Kleist-Preis für Max Goldt
24. November 2008 | Author: DonDahlmann | Kategorie: Letzte Artikel
Am Wochenende ist der deutsche Autor Max Goldt in Berlin mit dem Kleist-Preis ausgezeichnet worden. Der Preis wird, in seiner seiner neuen Variante, seit 1985 vergeben und hat seit dem viele renommierte Träger gesehen. Zu ihnen gehören Alexander Kluge (1985), Heiner Müller (1990), Ernst Jandl (1993) und Judith Hermann (2001). Der Präsident der Kleist-Gesellschaft, Günter Blamberger, begründete die Entscheidung unter anderem auch damit, dass Goldt sich um die deutsche Sprache verdient gemacht habe, weil er sich um die “Trockenlegung des Phrasensumpfes” bemühe und eine Verantwortung für die deutsche Sprache fühle. Die Laudatio hielt der Preisträger von 2006, David Kehlmann.

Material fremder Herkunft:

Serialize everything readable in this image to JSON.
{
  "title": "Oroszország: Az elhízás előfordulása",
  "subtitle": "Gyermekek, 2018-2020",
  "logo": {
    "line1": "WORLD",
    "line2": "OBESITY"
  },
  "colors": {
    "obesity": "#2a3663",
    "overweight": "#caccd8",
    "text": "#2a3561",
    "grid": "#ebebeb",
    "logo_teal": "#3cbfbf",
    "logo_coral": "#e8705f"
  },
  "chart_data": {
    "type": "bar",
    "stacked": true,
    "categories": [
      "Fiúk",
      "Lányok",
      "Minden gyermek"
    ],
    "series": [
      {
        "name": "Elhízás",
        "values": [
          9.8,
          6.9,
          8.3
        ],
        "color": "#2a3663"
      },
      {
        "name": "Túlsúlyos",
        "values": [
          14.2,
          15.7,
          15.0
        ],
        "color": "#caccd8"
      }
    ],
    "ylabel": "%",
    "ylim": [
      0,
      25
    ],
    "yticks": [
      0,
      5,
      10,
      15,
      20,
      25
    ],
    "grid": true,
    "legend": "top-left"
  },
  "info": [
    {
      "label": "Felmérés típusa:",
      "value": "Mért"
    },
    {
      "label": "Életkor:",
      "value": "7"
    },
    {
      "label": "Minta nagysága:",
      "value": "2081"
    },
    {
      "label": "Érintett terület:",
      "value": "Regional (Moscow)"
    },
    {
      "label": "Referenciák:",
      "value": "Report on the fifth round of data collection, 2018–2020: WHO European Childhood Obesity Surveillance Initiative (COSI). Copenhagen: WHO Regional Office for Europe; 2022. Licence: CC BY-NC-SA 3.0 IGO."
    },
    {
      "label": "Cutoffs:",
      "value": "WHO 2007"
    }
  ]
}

Max Goldt startete seine Karriere Ende der 70er Jahre beim Satiremagazin “Titanic” und Autor für andere Magazine. Die ersten bundesweiten Erfolge kamen, als seine “Titanic”-Kolumnen in Buchform erschienen sind. Mittlerweile hat er 17 Büchern veröffentlicht und auf seinen Lesereisen füllt er ganze Hallen. Dabei liest er nicht nur Texte aus seinen Büchern, sondern auch neue, bisher nicht veröffentlichte Texte. Der Preis ist 20.000 Euro dotiert.